Bokyo no Kane – Nostalgic Homeland
Directed by Hisako Yamada

Tragic story of Japanese immigration to Manchuria during WWII

Japan’s aggressive resettlement policy during WWII victimized so many innocent poor Japanese farmers and also Chinese in Mainland China.

Japan established the state of Manchukuo in north-east part of China and Mongolia; from 1932 through 1945 more than 270,000 Japanese firming families were relocated to border area close to Russia.

More than half lost their lives, most of them woman and children.

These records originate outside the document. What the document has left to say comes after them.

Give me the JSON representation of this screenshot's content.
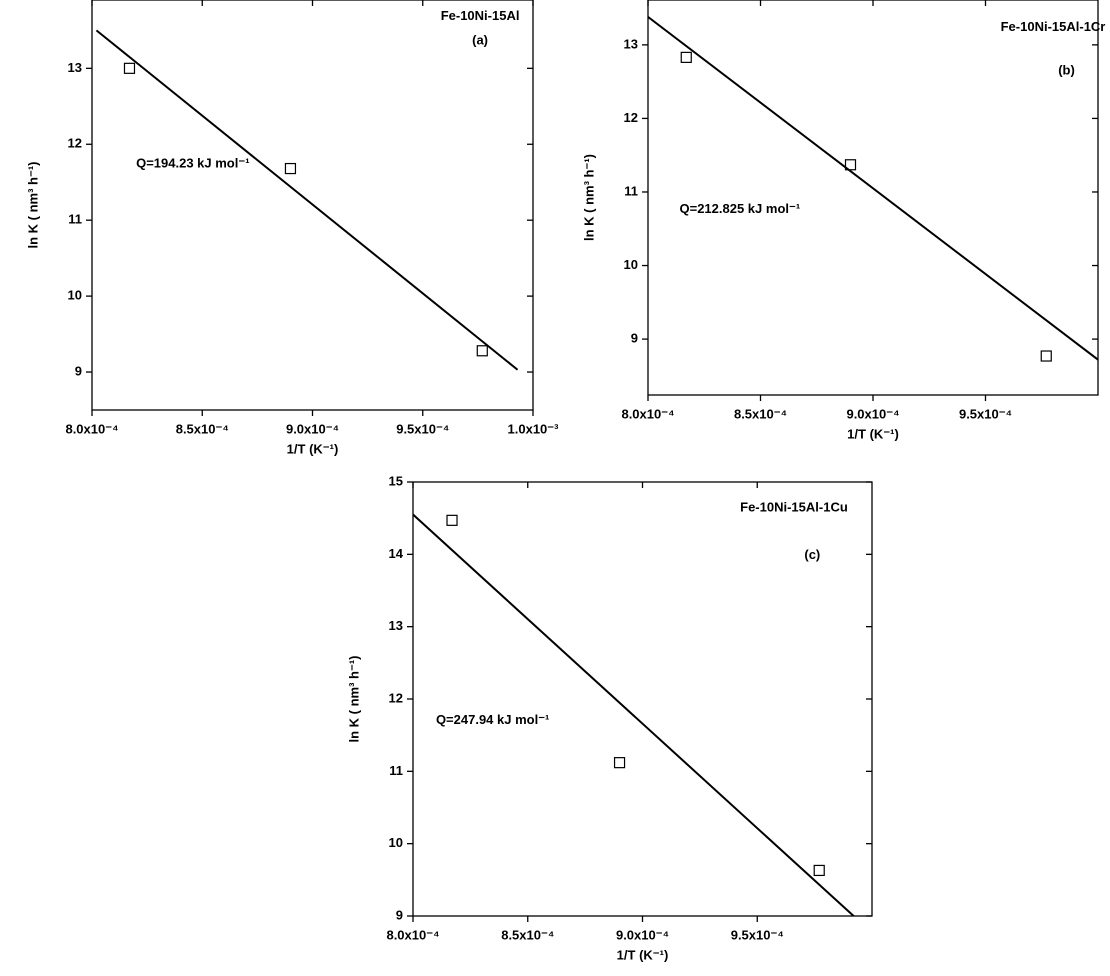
{
  "chart_data": [
    {
      "type": "scatter",
      "label": "Fe-10Ni-15Al",
      "panel": "(a)",
      "annotation": "Q=194.23 kJ mol⁻¹",
      "xlabel": "1/T (K⁻¹)",
      "ylabel": "ln K ( nm³ h⁻¹)",
      "xlim": [
        0.0008,
        0.001
      ],
      "ylim": [
        8.5,
        13.9
      ],
      "xticks": [
        {
          "value": 0.0008,
          "label": "8.0x10⁻⁴"
        },
        {
          "value": 0.00085,
          "label": "8.5x10⁻⁴"
        },
        {
          "value": 0.0009,
          "label": "9.0x10⁻⁴"
        },
        {
          "value": 0.00095,
          "label": "9.5x10⁻⁴"
        },
        {
          "value": 0.001,
          "label": "1.0x10⁻³"
        }
      ],
      "yticks": [
        9,
        10,
        11,
        12,
        13
      ],
      "series": [
        {
          "marker": "square",
          "color": "#000000",
          "x": [
            0.000817,
            0.00089,
            0.000977
          ],
          "values": [
            13.0,
            11.68,
            9.28
          ]
        },
        {
          "marker": "line",
          "color": "#000000",
          "x": [
            0.000802,
            0.000993
          ],
          "values": [
            13.5,
            9.03
          ]
        }
      ]
    },
    {
      "type": "scatter",
      "label": "Fe-10Ni-15Al-1Cr",
      "panel": "(b)",
      "annotation": "Q=212.825 kJ mol⁻¹",
      "xlabel": "1/T (K⁻¹)",
      "ylabel": "ln K ( nm³ h⁻¹)",
      "xlim": [
        0.0008,
        0.001
      ],
      "ylim": [
        8.24,
        13.61
      ],
      "xticks": [
        {
          "value": 0.0008,
          "label": "8.0x10⁻⁴"
        },
        {
          "value": 0.00085,
          "label": "8.5x10⁻⁴"
        },
        {
          "value": 0.0009,
          "label": "9.0x10⁻⁴"
        },
        {
          "value": 0.00095,
          "label": "9.5x10⁻⁴"
        }
      ],
      "yticks": [
        9,
        10,
        11,
        12,
        13
      ],
      "series": [
        {
          "marker": "square",
          "color": "#000000",
          "x": [
            0.000817,
            0.00089,
            0.000977
          ],
          "values": [
            12.83,
            11.37,
            8.77
          ]
        },
        {
          "marker": "line",
          "color": "#000000",
          "x": [
            0.0008,
            0.001
          ],
          "values": [
            13.38,
            8.72
          ]
        }
      ]
    },
    {
      "type": "scatter",
      "label": "Fe-10Ni-15Al-1Cu",
      "panel": "(c)",
      "annotation": "Q=247.94 kJ mol⁻¹",
      "xlabel": "1/T (K⁻¹)",
      "ylabel": "ln K ( nm³ h⁻¹)",
      "xlim": [
        0.0008,
        0.001
      ],
      "ylim": [
        9,
        15
      ],
      "xticks": [
        {
          "value": 0.0008,
          "label": "8.0x10⁻⁴"
        },
        {
          "value": 0.00085,
          "label": "8.5x10⁻⁴"
        },
        {
          "value": 0.0009,
          "label": "9.0x10⁻⁴"
        },
        {
          "value": 0.00095,
          "label": "9.5x10⁻⁴"
        }
      ],
      "yticks": [
        9,
        10,
        11,
        12,
        13,
        14,
        15
      ],
      "series": [
        {
          "marker": "square",
          "color": "#000000",
          "x": [
            0.000817,
            0.00089,
            0.000977
          ],
          "values": [
            14.47,
            11.12,
            9.63
          ]
        },
        {
          "marker": "line",
          "color": "#000000",
          "x": [
            0.0008,
            0.000992
          ],
          "values": [
            14.55,
            9.0
          ]
        }
      ]
    }
  ]
}
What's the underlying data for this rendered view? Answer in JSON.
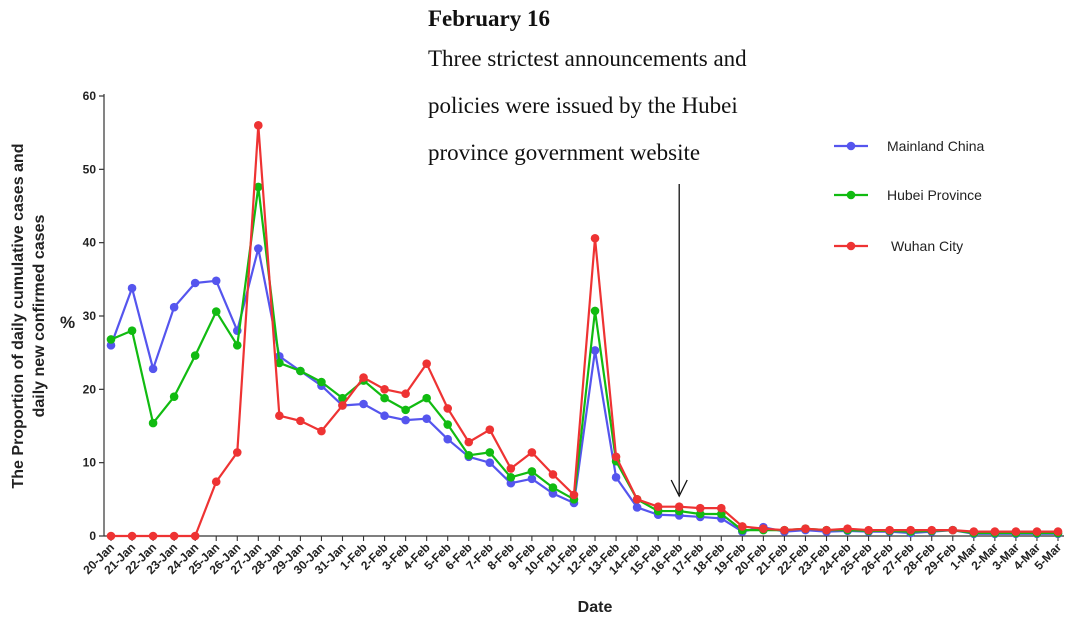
{
  "annotation": {
    "date": "February 16",
    "lines": [
      "Three strictest announcements and",
      "policies were issued by the Hubei",
      "province government website"
    ]
  },
  "chart_data": {
    "type": "line",
    "title": "",
    "xlabel": "Date",
    "ylabel_lines": [
      "The Proportion of daily cumulative cases and",
      "daily new confirmed cases"
    ],
    "ylabel_unit": "%",
    "ylim": [
      0,
      60
    ],
    "yticks": [
      0,
      10,
      20,
      30,
      40,
      50,
      60
    ],
    "grid": false,
    "legend_position": "right",
    "categories": [
      "20-Jan",
      "21-Jan",
      "22-Jan",
      "23-Jan",
      "24-Jan",
      "25-Jan",
      "26-Jan",
      "27-Jan",
      "28-Jan",
      "29-Jan",
      "30-Jan",
      "31-Jan",
      "1-Feb",
      "2-Feb",
      "3-Feb",
      "4-Feb",
      "5-Feb",
      "6-Feb",
      "7-Feb",
      "8-Feb",
      "9-Feb",
      "10-Feb",
      "11-Feb",
      "12-Feb",
      "13-Feb",
      "14-Feb",
      "15-Feb",
      "16-Feb",
      "17-Feb",
      "18-Feb",
      "19-Feb",
      "20-Feb",
      "21-Feb",
      "22-Feb",
      "23-Feb",
      "24-Feb",
      "25-Feb",
      "26-Feb",
      "27-Feb",
      "28-Feb",
      "29-Feb",
      "1-Mar",
      "2-Mar",
      "3-Mar",
      "4-Mar",
      "5-Mar"
    ],
    "arrow_category": "16-Feb",
    "series": [
      {
        "name": "Mainland China",
        "color": "#5555ee",
        "values": [
          26,
          33.8,
          22.8,
          31.2,
          34.5,
          34.8,
          28,
          39.2,
          24.5,
          22.5,
          20.5,
          17.8,
          18,
          16.4,
          15.8,
          16,
          13.2,
          10.8,
          10,
          7.2,
          7.8,
          5.8,
          4.5,
          25.3,
          8,
          3.9,
          2.9,
          2.8,
          2.6,
          2.4,
          0.6,
          1.2,
          0.6,
          0.8,
          0.6,
          0.7,
          0.6,
          0.6,
          0.4,
          0.6,
          0.8,
          0.3,
          0.3,
          0.3,
          0.3,
          0.3
        ]
      },
      {
        "name": "Hubei Province",
        "color": "#11bb11",
        "values": [
          26.8,
          28,
          15.4,
          19,
          24.6,
          30.6,
          26,
          47.6,
          23.6,
          22.5,
          21,
          18.8,
          21.2,
          18.8,
          17.2,
          18.8,
          15.2,
          11,
          11.4,
          8,
          8.8,
          6.6,
          5,
          30.7,
          10.2,
          5,
          3.4,
          3.4,
          3,
          3,
          0.8,
          0.8,
          0.8,
          1,
          0.8,
          0.8,
          0.7,
          0.7,
          0.6,
          0.7,
          0.8,
          0.4,
          0.4,
          0.4,
          0.4,
          0.4
        ]
      },
      {
        "name": "Wuhan City",
        "color": "#ee3333",
        "values": [
          0,
          0,
          0,
          0,
          0,
          7.4,
          11.4,
          56,
          16.4,
          15.7,
          14.3,
          17.8,
          21.6,
          20,
          19.4,
          23.5,
          17.4,
          12.8,
          14.5,
          9.2,
          11.4,
          8.4,
          5.6,
          40.6,
          10.8,
          5,
          4,
          4,
          3.8,
          3.8,
          1.3,
          1,
          0.8,
          1,
          0.8,
          1,
          0.8,
          0.8,
          0.8,
          0.8,
          0.8,
          0.6,
          0.6,
          0.6,
          0.6,
          0.6
        ]
      }
    ]
  }
}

Men older than 15 years old were taken by Soviet as POW and forced to work in Siberia. All of this happened after Japan surrendered to allies.

This is a little known tragic history of WWII.

Hisako Yamada, 87 years old woman movie director, decided that this story must be told. She made this movie to commemorate the 70th anniversary of the end of WWII.

This is a true story of poor farming villagers and a Buddhist priest who immigrated to Manchuria only three months before Japan surrender.

During flight from the Russian army, families were torn apart; only one fifth of the villagers came back alive to Japan.

The Buddhist priest was captured by Russians and endured hard labor in Siberia for many years. When he came back home he found out his wife and two children had never come back.

He starts his struggling long journey to search for left behind children in China when Japan had no diplomatic ties with China.

This movie in Japanese with English subtitle.